Salisbury Steaks with Red Wine Glazed Mushrooms
Salisbury steaks, when made with a good quality beef, a few flavorful ingredients and a little bit of care can make a great comfort food meal. The horseradish and Worcestershire in the meat mixture add a little zip that works well with the wine glazed mushrooms. We served our "steaks" with Rustic Onion-Bacon Smashed Potatoes and sautéed spinach.
- 1 lb top sirloin, freshly ground
- 3 tablespoons soft breadcrumbs
- 1 tablespoon mayonnaise
- 2 teaspoons horseradish
- 1/2 teaspoon Worcestershire sauce
- 1 tablespoon butter
- 3 tablespoons olive oil, divided
- 1 clove garlic, finely chopped
- 2 tablespoons onion, finely chopped
- 1/2 lb mushrooms (white or cremini), sliced
- 2/3 cup red wine
- Salt and freshly ground black pepper to taste
Place the ground sirloin in a mixing bowl. Add the breadcrumbs, mayonnaise, horseradish, Worcestershire sauce, 1/2 teaspoon salt and a few generous grinds of black pepper. Using your hands, combine the ingredients gently and form into 4 oval patties about 3/8-inch thick. Transfer to a plate and refrigerate while you prepare the mushrooms.
Heat the butter and 1 tablespoon of olive oil in a large pan over medium-high heat. Add the garlic and onion and sauté until soft and fragrant, about 1 minute. Add the mushrooms and continue cooking, turning frequently with a spatula, until they turn golden brown, about 4 minutes. Season to taste with salt and pepper and add the red wine. Continue cooking, stirring frequently, until nearly all the wine has evaporated. Transfer to a serving dish and keep warm.
Wipe out the pan and heat the remaining 2 tablespoons of olive oil just until smoking.

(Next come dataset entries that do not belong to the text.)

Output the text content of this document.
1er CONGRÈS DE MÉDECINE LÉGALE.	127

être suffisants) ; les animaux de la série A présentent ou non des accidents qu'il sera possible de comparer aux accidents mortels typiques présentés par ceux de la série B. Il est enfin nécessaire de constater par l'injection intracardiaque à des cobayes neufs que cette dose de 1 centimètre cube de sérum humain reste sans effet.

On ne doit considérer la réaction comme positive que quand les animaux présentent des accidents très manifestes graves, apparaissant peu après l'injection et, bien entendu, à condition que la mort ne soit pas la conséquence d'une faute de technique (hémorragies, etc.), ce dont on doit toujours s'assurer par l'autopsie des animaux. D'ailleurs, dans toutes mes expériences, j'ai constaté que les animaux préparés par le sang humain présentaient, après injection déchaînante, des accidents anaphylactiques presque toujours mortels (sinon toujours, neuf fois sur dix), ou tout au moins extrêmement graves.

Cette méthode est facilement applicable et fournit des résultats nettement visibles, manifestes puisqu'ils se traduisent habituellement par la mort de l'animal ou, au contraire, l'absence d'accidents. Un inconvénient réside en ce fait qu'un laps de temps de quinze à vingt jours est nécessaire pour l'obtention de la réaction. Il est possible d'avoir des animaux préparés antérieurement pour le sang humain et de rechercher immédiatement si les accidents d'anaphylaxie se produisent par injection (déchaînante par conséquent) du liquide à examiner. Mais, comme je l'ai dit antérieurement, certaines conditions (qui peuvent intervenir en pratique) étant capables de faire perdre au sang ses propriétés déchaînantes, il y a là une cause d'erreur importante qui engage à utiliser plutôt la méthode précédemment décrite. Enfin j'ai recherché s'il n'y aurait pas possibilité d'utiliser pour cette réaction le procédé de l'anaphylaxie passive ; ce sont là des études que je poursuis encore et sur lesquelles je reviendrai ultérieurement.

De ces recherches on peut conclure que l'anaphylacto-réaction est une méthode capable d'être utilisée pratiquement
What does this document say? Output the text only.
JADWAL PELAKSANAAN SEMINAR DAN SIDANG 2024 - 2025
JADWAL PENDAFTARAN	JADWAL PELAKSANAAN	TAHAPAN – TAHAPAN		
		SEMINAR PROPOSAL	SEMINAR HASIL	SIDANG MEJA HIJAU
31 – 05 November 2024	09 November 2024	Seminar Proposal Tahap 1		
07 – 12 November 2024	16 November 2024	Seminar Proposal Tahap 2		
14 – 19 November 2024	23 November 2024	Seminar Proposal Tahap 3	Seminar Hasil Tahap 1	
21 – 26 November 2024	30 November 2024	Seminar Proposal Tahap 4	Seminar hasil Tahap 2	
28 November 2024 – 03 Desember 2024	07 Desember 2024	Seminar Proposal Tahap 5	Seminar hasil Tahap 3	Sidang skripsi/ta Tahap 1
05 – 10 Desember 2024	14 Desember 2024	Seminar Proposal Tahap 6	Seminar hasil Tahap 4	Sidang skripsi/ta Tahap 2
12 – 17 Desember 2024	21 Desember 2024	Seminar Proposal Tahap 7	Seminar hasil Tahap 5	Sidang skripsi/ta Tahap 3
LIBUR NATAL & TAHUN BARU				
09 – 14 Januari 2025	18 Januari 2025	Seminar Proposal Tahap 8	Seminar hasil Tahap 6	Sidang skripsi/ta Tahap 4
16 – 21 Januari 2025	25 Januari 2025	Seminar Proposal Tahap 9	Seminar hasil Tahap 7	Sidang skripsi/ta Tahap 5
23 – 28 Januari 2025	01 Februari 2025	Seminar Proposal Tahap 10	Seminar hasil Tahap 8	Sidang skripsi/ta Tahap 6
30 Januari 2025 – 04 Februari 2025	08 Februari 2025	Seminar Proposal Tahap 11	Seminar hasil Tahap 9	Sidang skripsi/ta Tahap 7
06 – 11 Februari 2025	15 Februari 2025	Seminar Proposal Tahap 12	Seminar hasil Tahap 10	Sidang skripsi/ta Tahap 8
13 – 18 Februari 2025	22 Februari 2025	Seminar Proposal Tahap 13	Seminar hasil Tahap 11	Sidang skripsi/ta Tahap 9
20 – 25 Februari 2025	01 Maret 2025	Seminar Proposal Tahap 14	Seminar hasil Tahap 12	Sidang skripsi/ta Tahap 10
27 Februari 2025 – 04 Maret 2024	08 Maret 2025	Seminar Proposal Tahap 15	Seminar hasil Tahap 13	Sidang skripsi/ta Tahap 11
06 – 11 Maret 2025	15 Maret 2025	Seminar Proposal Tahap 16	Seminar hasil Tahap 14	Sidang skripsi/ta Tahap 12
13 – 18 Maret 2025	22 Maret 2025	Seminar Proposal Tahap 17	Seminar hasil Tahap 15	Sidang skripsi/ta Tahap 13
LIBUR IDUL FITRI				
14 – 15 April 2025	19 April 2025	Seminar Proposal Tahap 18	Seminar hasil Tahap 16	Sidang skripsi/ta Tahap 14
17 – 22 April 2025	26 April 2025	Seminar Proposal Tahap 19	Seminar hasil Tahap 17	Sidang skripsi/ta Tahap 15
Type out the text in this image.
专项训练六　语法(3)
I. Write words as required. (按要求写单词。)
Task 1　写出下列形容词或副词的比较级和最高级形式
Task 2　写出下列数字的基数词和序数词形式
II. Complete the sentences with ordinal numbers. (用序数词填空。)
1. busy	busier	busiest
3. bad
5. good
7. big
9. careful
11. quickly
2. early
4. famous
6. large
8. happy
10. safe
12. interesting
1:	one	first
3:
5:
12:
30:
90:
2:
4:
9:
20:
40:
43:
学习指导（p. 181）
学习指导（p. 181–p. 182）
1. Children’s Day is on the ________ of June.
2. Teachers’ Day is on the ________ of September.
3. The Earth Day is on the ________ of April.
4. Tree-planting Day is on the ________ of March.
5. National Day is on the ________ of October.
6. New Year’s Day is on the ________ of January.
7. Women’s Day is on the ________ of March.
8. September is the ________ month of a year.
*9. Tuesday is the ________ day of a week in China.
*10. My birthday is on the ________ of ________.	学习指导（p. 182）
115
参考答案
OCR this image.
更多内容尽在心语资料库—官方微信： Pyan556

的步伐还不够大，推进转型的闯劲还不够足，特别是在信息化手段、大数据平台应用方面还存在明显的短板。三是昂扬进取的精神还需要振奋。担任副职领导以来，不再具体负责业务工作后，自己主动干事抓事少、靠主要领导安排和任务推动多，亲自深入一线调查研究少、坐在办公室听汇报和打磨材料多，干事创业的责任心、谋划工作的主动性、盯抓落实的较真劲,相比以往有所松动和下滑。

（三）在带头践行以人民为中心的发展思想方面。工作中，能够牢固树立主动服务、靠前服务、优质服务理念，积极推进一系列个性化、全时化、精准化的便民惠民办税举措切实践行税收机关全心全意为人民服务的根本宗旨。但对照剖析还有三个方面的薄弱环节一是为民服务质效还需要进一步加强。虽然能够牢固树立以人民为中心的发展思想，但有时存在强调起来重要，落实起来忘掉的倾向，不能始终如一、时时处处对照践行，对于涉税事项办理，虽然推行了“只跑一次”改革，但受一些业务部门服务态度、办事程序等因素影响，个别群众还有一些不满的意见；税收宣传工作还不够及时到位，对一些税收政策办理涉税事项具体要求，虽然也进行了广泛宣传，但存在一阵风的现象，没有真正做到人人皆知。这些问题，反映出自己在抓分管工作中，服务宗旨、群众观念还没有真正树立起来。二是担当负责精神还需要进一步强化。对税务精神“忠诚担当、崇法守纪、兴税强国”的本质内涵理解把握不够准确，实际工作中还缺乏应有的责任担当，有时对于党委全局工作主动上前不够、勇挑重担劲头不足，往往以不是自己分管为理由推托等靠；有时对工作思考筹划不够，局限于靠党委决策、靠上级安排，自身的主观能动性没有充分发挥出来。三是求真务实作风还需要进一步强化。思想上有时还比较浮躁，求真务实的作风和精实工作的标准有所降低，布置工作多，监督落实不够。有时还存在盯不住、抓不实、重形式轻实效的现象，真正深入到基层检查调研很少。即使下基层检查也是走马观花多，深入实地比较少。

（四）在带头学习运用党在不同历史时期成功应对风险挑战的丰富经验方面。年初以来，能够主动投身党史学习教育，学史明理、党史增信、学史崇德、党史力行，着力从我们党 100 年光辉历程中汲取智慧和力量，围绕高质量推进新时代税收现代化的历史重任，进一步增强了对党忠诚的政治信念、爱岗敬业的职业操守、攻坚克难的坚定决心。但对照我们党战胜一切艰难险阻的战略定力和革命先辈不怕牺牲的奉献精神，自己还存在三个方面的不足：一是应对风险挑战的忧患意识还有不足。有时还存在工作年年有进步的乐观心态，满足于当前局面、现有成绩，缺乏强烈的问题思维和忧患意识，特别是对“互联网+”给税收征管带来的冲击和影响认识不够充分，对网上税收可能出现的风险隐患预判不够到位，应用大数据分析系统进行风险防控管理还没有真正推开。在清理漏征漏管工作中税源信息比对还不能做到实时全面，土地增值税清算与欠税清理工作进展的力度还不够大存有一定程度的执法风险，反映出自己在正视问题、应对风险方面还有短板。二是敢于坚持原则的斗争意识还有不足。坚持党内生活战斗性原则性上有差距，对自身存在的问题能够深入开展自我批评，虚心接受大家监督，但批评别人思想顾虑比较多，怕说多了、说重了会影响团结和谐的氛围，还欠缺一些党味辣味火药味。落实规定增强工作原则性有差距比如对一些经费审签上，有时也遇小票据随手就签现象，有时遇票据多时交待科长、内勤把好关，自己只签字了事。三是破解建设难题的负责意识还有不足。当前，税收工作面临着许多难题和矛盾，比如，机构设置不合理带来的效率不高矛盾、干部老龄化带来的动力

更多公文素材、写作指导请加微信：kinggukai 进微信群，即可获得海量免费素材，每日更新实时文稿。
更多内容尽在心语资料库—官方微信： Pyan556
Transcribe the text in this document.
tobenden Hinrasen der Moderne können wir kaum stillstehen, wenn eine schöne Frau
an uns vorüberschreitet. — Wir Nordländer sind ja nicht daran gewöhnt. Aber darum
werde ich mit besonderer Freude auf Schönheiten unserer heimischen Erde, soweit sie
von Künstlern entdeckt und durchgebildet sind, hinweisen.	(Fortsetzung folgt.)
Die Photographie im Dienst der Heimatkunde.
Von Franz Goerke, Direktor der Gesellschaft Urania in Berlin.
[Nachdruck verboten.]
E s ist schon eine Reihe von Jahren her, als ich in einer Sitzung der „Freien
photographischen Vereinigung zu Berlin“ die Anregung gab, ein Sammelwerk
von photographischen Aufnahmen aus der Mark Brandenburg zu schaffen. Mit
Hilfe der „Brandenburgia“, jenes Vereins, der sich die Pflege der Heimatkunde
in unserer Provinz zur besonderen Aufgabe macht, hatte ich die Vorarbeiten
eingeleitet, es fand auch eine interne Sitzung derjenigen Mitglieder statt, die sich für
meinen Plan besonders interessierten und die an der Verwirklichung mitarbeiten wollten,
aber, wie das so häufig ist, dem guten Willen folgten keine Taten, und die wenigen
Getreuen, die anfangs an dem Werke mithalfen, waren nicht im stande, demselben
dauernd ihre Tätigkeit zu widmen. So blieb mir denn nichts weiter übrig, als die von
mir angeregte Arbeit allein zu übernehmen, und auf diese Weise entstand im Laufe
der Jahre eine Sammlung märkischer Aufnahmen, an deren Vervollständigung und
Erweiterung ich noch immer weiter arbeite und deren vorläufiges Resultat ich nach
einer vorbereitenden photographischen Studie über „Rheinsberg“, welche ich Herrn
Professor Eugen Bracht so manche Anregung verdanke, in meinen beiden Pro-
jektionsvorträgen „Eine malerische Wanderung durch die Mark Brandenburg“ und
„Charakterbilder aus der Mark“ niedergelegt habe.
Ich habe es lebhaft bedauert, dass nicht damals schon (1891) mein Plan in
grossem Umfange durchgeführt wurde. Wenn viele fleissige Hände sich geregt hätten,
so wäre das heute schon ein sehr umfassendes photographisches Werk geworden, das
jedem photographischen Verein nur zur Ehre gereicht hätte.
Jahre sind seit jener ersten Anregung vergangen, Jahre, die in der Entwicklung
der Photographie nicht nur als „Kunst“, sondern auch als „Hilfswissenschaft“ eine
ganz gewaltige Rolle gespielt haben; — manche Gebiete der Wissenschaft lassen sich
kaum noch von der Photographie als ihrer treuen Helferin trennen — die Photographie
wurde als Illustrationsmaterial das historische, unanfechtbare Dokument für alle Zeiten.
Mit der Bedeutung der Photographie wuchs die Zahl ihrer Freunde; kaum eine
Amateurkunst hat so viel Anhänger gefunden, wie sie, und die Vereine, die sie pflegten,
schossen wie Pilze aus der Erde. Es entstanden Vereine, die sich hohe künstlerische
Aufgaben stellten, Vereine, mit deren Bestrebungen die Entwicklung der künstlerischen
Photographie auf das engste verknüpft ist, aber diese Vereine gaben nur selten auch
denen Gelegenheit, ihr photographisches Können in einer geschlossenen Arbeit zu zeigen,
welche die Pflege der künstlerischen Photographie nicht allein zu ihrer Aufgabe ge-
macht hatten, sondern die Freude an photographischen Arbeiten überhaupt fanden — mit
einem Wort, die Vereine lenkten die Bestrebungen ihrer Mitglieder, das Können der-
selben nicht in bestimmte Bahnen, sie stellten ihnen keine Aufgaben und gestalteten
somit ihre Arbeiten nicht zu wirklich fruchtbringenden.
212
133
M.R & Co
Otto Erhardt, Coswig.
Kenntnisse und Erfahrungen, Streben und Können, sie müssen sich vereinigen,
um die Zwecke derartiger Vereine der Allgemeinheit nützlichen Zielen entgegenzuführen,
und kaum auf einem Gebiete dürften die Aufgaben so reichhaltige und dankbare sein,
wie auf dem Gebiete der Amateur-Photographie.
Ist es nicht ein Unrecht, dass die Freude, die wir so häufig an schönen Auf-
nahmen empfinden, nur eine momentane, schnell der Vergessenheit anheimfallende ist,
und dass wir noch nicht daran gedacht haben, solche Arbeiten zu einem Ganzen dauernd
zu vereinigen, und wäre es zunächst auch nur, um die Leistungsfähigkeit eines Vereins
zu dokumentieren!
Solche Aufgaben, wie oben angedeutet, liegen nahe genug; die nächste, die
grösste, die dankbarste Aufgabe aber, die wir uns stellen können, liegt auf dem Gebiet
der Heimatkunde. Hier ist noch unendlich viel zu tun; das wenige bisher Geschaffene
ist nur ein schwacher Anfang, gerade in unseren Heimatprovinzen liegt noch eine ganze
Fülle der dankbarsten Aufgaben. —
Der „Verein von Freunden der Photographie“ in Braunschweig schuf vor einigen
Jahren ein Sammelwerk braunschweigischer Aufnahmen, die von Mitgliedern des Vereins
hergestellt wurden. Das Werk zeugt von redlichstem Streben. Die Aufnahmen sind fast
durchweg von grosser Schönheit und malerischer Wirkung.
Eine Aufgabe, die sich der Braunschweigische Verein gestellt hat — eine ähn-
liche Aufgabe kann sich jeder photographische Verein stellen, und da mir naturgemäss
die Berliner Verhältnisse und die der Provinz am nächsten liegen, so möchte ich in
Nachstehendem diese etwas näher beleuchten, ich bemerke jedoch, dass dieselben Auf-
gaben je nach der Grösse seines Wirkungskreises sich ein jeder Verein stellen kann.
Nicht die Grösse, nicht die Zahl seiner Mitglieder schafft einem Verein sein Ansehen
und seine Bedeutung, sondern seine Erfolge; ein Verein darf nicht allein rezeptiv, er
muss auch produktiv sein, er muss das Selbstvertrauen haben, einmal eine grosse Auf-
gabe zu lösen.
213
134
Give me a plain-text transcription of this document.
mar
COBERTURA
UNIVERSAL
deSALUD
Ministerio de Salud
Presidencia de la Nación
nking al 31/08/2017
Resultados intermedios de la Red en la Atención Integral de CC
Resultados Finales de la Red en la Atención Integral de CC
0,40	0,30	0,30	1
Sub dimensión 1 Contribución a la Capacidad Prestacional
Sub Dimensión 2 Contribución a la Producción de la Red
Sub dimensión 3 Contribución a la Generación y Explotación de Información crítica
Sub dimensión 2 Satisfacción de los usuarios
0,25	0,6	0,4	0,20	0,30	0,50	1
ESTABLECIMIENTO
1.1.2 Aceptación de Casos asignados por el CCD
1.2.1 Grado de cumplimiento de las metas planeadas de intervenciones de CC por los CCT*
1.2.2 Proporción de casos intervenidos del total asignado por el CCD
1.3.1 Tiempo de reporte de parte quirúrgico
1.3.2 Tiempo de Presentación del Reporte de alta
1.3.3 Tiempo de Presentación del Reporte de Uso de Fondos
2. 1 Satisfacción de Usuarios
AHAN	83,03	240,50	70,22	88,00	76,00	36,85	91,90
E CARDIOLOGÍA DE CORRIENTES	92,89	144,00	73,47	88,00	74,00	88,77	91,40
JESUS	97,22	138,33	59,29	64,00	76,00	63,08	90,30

Carefully add the meat patties and cook for 1 to 1-1/2 minutes per side, or to desired doneness.
Top each patty with a portion of mushrooms and serve immediately.
Makes 4 servings
If you have the equipment, it really pays to grind the beef yourself just before using. We used top sirloin, trimmed of excess fat. If you can't grind your own, choose a nice looking steak and ask your butcher to grind it for you.